In a July 4 post on X, Maguire attacked New York City mayoral candidate Zohran Mamdani, calling the politician an “Islamist” who “comes from a culture that lies about everything.” His remarks led to a sizable online backlash and debate about the reputational risk to the VC firm that has backed companies like Airbnb, Google, Nvidia, and Stripe.
Shortly after the event, over a thousand founders and tech industry professionals signed an open letter urging Sequoia to take action and make it clear that “silence in the face of hate has consequences.”
Last week, the Financial Times reported that Sequoia’s chief operating officer Sumaiya Balbale, a practicing Muslim, quit over the firm’s decision not to discipline Maguire following his remarks.
On stage, Botha declined to comment on the COO’s departure, saying only that he appreciated everything Balbale had contributed to the firm.
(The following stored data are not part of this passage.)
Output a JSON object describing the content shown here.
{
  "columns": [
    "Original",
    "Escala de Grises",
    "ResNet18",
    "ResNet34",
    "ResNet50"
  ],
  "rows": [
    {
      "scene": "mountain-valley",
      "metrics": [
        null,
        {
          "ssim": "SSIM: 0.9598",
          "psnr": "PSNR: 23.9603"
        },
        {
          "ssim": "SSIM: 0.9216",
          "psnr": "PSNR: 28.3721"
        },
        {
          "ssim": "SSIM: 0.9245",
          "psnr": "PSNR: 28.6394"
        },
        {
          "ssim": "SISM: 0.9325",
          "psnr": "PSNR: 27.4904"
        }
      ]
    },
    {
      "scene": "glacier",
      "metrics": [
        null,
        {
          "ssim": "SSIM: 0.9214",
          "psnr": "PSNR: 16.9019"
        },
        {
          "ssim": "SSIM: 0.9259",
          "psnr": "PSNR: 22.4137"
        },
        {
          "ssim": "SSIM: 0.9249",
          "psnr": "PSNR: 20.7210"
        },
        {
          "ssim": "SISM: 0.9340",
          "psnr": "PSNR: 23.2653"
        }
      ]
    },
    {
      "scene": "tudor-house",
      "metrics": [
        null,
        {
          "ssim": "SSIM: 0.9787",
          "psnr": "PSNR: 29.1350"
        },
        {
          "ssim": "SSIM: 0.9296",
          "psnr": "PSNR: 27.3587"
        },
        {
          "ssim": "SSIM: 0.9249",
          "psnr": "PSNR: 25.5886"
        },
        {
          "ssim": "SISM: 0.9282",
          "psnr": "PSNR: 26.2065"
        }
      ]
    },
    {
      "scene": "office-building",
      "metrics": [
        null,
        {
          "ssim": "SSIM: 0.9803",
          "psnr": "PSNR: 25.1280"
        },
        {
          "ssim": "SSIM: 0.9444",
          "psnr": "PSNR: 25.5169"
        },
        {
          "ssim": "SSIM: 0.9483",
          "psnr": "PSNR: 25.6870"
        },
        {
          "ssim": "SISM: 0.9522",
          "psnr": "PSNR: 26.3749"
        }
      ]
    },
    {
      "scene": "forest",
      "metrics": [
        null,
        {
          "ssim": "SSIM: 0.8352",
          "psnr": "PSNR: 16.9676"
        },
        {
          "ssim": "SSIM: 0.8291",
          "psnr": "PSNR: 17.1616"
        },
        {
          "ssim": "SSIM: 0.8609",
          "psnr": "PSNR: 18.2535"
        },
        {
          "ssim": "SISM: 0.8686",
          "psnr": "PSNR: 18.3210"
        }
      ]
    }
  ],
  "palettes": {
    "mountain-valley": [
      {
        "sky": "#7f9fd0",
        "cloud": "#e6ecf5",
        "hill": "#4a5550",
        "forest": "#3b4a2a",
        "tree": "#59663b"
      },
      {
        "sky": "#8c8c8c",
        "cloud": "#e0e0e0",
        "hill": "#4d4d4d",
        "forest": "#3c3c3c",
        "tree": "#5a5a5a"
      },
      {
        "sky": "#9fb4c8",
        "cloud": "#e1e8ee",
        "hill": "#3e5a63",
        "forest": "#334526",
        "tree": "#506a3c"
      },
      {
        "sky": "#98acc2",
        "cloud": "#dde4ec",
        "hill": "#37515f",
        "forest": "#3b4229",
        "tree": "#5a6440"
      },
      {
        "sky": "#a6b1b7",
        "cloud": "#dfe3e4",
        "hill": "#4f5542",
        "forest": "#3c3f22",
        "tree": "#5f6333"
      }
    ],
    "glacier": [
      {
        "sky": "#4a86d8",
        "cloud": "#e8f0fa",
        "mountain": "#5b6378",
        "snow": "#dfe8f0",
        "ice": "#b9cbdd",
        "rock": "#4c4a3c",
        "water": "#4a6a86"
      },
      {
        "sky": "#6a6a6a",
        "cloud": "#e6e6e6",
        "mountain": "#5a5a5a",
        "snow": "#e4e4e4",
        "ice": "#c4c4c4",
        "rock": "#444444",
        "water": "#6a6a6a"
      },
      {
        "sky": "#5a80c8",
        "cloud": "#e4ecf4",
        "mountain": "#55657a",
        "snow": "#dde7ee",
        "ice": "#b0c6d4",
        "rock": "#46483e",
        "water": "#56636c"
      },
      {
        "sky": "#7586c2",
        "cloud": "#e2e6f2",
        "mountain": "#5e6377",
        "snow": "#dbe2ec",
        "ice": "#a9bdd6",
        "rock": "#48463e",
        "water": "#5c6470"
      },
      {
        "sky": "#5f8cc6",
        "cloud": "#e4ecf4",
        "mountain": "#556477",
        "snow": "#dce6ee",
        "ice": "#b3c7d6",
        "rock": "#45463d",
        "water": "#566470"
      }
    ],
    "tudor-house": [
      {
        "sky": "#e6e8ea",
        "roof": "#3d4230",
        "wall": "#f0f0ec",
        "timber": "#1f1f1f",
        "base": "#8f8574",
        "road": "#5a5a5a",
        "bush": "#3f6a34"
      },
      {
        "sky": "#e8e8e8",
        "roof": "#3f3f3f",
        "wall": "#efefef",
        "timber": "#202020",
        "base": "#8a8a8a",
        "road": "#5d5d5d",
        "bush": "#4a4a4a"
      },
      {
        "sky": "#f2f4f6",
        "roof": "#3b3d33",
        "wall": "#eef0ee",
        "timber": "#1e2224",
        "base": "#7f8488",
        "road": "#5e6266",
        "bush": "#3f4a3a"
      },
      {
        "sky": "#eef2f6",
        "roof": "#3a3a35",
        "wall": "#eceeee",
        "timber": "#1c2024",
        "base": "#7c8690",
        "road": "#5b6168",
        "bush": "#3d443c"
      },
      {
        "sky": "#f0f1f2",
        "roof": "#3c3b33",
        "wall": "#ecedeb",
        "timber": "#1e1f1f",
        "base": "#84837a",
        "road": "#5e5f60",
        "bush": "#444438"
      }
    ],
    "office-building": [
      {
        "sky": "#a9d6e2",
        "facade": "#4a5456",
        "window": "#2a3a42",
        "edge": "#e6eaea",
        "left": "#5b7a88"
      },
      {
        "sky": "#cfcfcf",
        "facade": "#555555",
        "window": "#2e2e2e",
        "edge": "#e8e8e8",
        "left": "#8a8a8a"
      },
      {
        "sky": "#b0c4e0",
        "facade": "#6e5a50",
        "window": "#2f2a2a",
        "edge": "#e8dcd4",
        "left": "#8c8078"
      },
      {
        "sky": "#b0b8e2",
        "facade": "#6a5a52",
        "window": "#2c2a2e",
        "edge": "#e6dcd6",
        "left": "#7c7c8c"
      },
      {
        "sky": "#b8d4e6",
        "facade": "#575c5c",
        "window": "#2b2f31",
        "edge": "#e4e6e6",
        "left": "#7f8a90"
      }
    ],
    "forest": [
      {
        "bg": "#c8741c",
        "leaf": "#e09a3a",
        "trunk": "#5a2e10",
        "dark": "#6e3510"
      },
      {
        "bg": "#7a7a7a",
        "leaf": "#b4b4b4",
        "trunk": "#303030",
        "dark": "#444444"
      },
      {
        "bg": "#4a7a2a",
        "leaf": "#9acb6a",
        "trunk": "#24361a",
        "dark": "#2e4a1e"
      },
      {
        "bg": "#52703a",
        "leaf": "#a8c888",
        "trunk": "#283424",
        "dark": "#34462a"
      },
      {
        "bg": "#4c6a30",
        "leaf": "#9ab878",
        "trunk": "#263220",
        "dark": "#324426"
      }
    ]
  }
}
However, when it came to Maguire, Botha argued that Sequoia has always supported a diversity of views. Botha noted that, for example, Sequoia VC Michael Moritz had been outspoken in his opposition to President Trump, while former managing partner Doug Leone was a vocal Trump supporter.
“Internally, we celebrate diversity of opinions, and we need ‘spiky’ people inside Sequoia,” Botha, referring to Maguire, told TechCrunch editor-in-chief Connie Loizos on stage.
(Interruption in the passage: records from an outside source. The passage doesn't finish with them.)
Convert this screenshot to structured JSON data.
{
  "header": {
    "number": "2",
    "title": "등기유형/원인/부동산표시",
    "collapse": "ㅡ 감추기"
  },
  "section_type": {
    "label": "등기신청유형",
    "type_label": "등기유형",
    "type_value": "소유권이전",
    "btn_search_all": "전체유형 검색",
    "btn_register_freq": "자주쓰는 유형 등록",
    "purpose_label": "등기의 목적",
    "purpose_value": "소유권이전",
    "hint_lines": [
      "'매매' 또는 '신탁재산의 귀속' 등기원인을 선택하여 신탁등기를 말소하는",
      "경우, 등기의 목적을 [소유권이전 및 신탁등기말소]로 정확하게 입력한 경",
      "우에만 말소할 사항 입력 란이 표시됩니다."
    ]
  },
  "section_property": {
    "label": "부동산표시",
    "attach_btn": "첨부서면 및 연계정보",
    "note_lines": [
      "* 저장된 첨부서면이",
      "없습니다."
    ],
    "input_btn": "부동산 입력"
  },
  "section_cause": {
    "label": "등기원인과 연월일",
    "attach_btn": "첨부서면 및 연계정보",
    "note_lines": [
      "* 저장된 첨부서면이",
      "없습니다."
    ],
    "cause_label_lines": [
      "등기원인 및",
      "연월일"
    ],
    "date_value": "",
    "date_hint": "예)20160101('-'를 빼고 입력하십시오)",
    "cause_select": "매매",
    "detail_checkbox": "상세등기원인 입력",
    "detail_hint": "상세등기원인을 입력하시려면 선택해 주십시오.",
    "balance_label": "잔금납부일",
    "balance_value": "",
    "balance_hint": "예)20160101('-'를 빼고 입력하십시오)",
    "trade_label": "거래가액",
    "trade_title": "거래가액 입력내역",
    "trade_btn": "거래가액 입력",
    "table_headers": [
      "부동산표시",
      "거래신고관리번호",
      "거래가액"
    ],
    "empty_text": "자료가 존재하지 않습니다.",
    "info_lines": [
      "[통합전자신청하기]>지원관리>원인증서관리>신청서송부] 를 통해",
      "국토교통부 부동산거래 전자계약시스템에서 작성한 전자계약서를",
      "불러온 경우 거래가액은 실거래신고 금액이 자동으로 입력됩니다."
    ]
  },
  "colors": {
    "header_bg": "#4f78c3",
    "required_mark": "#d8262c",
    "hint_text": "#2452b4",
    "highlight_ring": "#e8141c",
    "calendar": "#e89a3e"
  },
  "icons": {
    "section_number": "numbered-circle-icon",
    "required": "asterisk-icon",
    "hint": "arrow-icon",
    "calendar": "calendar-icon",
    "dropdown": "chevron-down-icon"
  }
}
The response was surprisingly candid, given the high-profile nature of the remarks and the potential to dissuage some founders from working with Sequoia.
“We actually have a tremendous breadth of opinion within our partnership, and we celebrate that some people just choose to express it differently,” Botha continued.
“We have some of our partners that are very active in philanthropy or some of the private dealings, and they’re just not as vocal as Shaun might be on social media. And we’ve always honored the right to free speech of each of our individual partners,” said Botha.
He argued, too, that Maguire had a “specific profile” that appeals to a certain set of founders. Maguire, for instance, has deep connections with Elon Musk’s companies, managing Sequoia’s investments in Neuralink, SpaceX, The Boring Company, X and xAI. Botha said he’s also attracting founders in one of the other currently hot industries besides AI these days: defense tech. For instance he’s backed autonomous weapons rising star Mach Industries.
“He’s a physics PhD who dropped out of high school,” Botha said, noting that Maguire was “very technical.”
Botha did, however, admit that Maguire’s brand of outspokenness isn’t completely free from consequences. “So, does it come with trade-offs? Yes, it does,” he said.